Recuerdo que, una vez, Sanin —delegado político de una de las secciones, que había sido colaborador de las milicias— recibió un buen rapapolvo por parte de Popudrenko.

— Si yo estuviera en la dirección —manifestó Sanin con suficien­cia—, prohibiría por medio de una orden estas conversaciones desmoralizadoras. Hay que acabar con ellas, camaradas. Se trata de una falta absoluta de conciencia y de disciplina en la conducta...

— ¡Sigue, sigue! —gritó Popudrenko—. ¡Continúa, argumén­talo!

Sanin no comprendió que las palabras de Nikolái Nikítich ence­rraban un reto. Creyendo que Popudrenko estaba de acuerdo con él, prosiguió con mayor gravedad aún:

— Ese viejo era simplemente, por decirlo as,...
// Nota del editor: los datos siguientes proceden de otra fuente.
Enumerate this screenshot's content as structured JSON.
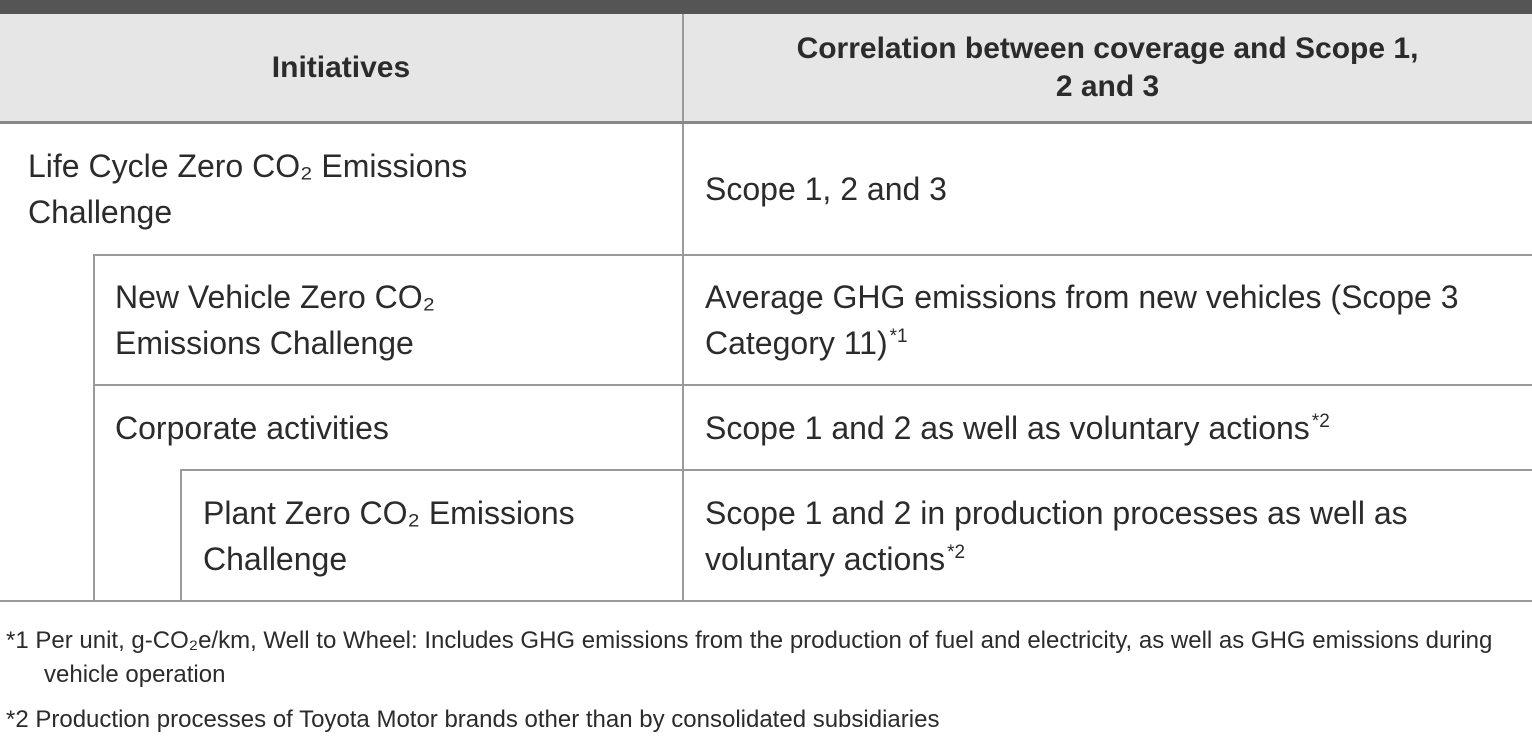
{
  "table": {
    "header": [
      "Initiatives",
      "Correlation between coverage and Scope 1, 2 and 3"
    ],
    "rows": [
      {
        "initiative": "Life Cycle Zero CO₂ Emissions Challenge",
        "coverage": "Scope 1, 2 and 3"
      },
      {
        "initiative": "New Vehicle Zero CO₂ Emissions Challenge",
        "coverage": "Average GHG emissions from new vehicles (Scope 3 Category 11)",
        "note": "*1"
      },
      {
        "initiative": "Corporate activities",
        "coverage": "Scope 1 and 2 as well as voluntary actions",
        "note": "*2"
      },
      {
        "initiative": "Plant Zero CO₂ Emissions Challenge",
        "coverage": "Scope 1 and 2 in production processes as well as voluntary actions",
        "note": "*2"
      }
    ]
  },
  "footnotes": [
    {
      "mark": "*1",
      "text": "Per unit, g-CO₂e/km, Well to Wheel: Includes GHG emissions from the production of fuel and electricity, as well as GHG emissions during vehicle operation"
    },
    {
      "mark": "*2",
      "text": "Production processes of Toyota Motor brands other than by consolidated subsidiaries"
    }
  ]
}
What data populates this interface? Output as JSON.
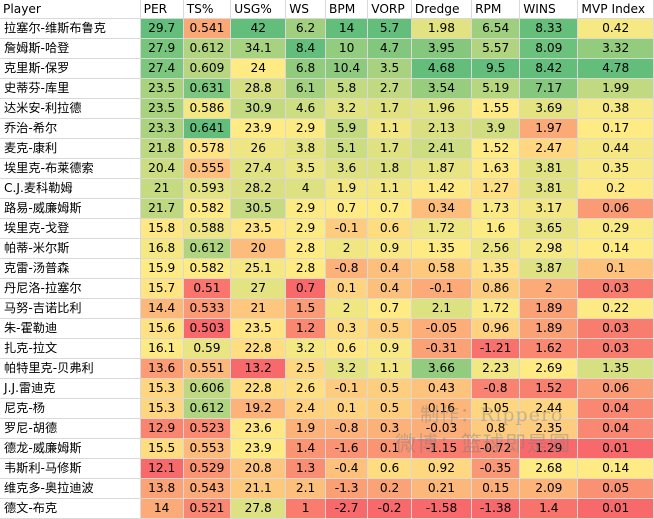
{
  "colors": {
    "scale_low": "#f8696b",
    "scale_mid": "#ffeb84",
    "scale_high": "#63be7b",
    "grid": "#d9d9d9"
  },
  "columns": [
    "Player",
    "PER",
    "TS%",
    "USG%",
    "WS",
    "BPM",
    "VORP",
    "Dredge",
    "RPM",
    "WINS",
    "MVP Index"
  ],
  "rows": [
    [
      "拉塞尔-维斯布鲁克",
      "29.7",
      "0.541",
      "42",
      "6.2",
      "14",
      "5.7",
      "1.98",
      "6.54",
      "8.33",
      "0.42"
    ],
    [
      "詹姆斯-哈登",
      "27.9",
      "0.612",
      "34.1",
      "8.4",
      "10",
      "4.7",
      "3.95",
      "5.57",
      "8.09",
      "3.32"
    ],
    [
      "克里斯-保罗",
      "27.4",
      "0.609",
      "24",
      "6.8",
      "10.4",
      "3.5",
      "4.68",
      "9.5",
      "8.42",
      "4.78"
    ],
    [
      "史蒂芬-库里",
      "23.5",
      "0.631",
      "28.8",
      "6.1",
      "5.8",
      "2.7",
      "3.54",
      "5.19",
      "7.17",
      "1.99"
    ],
    [
      "达米安-利拉德",
      "23.5",
      "0.586",
      "30.9",
      "4.6",
      "3.2",
      "1.7",
      "1.96",
      "1.55",
      "3.69",
      "0.38"
    ],
    [
      "乔治-希尔",
      "23.3",
      "0.641",
      "23.9",
      "2.9",
      "5.9",
      "1.1",
      "2.13",
      "3.9",
      "1.97",
      "0.17"
    ],
    [
      "麦克-康利",
      "21.8",
      "0.578",
      "26",
      "3.8",
      "5.1",
      "1.7",
      "2.41",
      "1.52",
      "2.47",
      "0.44"
    ],
    [
      "埃里克-布莱德索",
      "20.4",
      "0.555",
      "27.4",
      "3.5",
      "3.6",
      "1.8",
      "1.87",
      "1.63",
      "3.81",
      "0.35"
    ],
    [
      "C.J.麦科勒姆",
      "21",
      "0.593",
      "28.2",
      "4",
      "1.9",
      "1.1",
      "1.42",
      "1.27",
      "3.81",
      "0.2"
    ],
    [
      "路易-威廉姆斯",
      "21.7",
      "0.582",
      "30.5",
      "2.9",
      "0.7",
      "0.7",
      "0.34",
      "1.73",
      "3.17",
      "0.06"
    ],
    [
      "埃里克-戈登",
      "15.8",
      "0.588",
      "23.5",
      "2.9",
      "-0.1",
      "0.6",
      "1.72",
      "1.6",
      "3.65",
      "0.29"
    ],
    [
      "帕蒂-米尔斯",
      "16.8",
      "0.612",
      "20",
      "2.8",
      "2",
      "0.9",
      "1.35",
      "2.56",
      "2.98",
      "0.14"
    ],
    [
      "克雷-汤普森",
      "15.9",
      "0.582",
      "25.1",
      "2.8",
      "-0.8",
      "0.4",
      "0.58",
      "1.35",
      "3.87",
      "0.1"
    ],
    [
      "丹尼洛-拉塞尔",
      "15.7",
      "0.51",
      "27",
      "0.7",
      "0.1",
      "0.4",
      "-0.1",
      "0.86",
      "2",
      "0.03"
    ],
    [
      "马努-吉诺比利",
      "14.4",
      "0.533",
      "21",
      "1.5",
      "2",
      "0.7",
      "2.1",
      "1.72",
      "1.89",
      "0.22"
    ],
    [
      "朱-霍勒迪",
      "15.6",
      "0.503",
      "23.5",
      "1.2",
      "0.3",
      "0.5",
      "-0.05",
      "0.96",
      "1.89",
      "0.03"
    ],
    [
      "扎克-拉文",
      "16.1",
      "0.59",
      "22.8",
      "3.2",
      "0.6",
      "0.9",
      "-0.31",
      "-1.21",
      "1.62",
      "0.03"
    ],
    [
      "帕特里克-贝弗利",
      "13.6",
      "0.551",
      "13.2",
      "2.5",
      "3.2",
      "1.1",
      "3.66",
      "2.23",
      "2.69",
      "1.35"
    ],
    [
      "J.J.雷迪克",
      "15.3",
      "0.606",
      "22.8",
      "2.6",
      "-0.1",
      "0.5",
      "0.43",
      "-0.8",
      "1.52",
      "0.06"
    ],
    [
      "尼克-杨",
      "15.3",
      "0.612",
      "19.2",
      "2.4",
      "0.1",
      "0.5",
      "0.16",
      "1.05",
      "2.44",
      "0.04"
    ],
    [
      "罗尼-胡德",
      "12.9",
      "0.523",
      "23.6",
      "1.9",
      "-0.8",
      "0.3",
      "-0.03",
      "0.8",
      "2.35",
      "0.04"
    ],
    [
      "德龙-威廉姆斯",
      "15.5",
      "0.553",
      "23.9",
      "1.4",
      "-1.6",
      "0.1",
      "-1.15",
      "-0.72",
      "1.29",
      "0.01"
    ],
    [
      "韦斯利-马修斯",
      "12.1",
      "0.529",
      "20.8",
      "1.3",
      "-0.4",
      "0.6",
      "0.92",
      "-0.35",
      "2.68",
      "0.14"
    ],
    [
      "维克多-奥拉迪波",
      "13.8",
      "0.543",
      "21.1",
      "2.1",
      "-1.3",
      "0.2",
      "0.21",
      "0.15",
      "2.09",
      "0.05"
    ],
    [
      "德文-布克",
      "14",
      "0.521",
      "27.8",
      "1",
      "-2.7",
      "-0.2",
      "-1.58",
      "-1.38",
      "1.4",
      "0.01"
    ]
  ],
  "watermark": {
    "line1": "制作：Rippero",
    "line2": "微博：篮球即是圆"
  }
}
Popudrenko no pudo contenerse.

— Expón pensamientos, y no frases generales. Todos sabemos decir frases generales. ¿Qué vas a decir? Que el viejo era un desor­ganizado, que debía haber actuado a la chita callando y que enton­ces habría llegado a los cien años. ¿Es que no comprendes que un escupitazo en plena jeta fascista, ante una gran afluencia de gente, es trabajo educativo?

Sanin se levanté e hizo un ademán, pero se contuvo y se alejó lentamente de la hoguera.

— ¡Ven aquí! —le gritó Popudrenko—. ¡Discute conmigo, ten el valor de continuar!

— No tengo derecho a discutir con usted delante de la gente —respondió Sanin con voz sombría—. Soy un hombre disciplinado, y con preparación política.

— ¡Yo te lo permito, yo te ordeno que discutas! —exclamó Popudrenko—. Y si no puedes discutir, escucha. Y toma buena nota de que el desprecio a la muerte, el perecer por la verdad ante los ojos del pueblo les una gran hazaña! , y de que para eso también se necesita inteligencia. Es indudable que el viejo Mefódievich era inteligente y que sacrificó la vida de un modo muy bello. Tal vez el viejo se pasase toda la vida bromeando entre la gente. Pero murió como un héroe, y el hecho de que hablemos de él demuestra que ha entrado ya en la historia.

Había mucha gente reunida alrededor de la hoguera. Además, los combatientes venían de todas partes, querían oír lo que decía Popudrenko. Este no sabía hablar con calma, sin calor. Le gustaba incitar a la gente a las discusiones. Yo veía que tampoco Druzhinin podía ya contenerse y que Yariómenko estaba a punto de entrar en la liza...

Pero en aquel instante oímos gritar al guerrillero de guardia:

— ¡Aviación!

El zumbido de los aviones enemigos se aproximaba a la aldea. Apagamos las hogueras.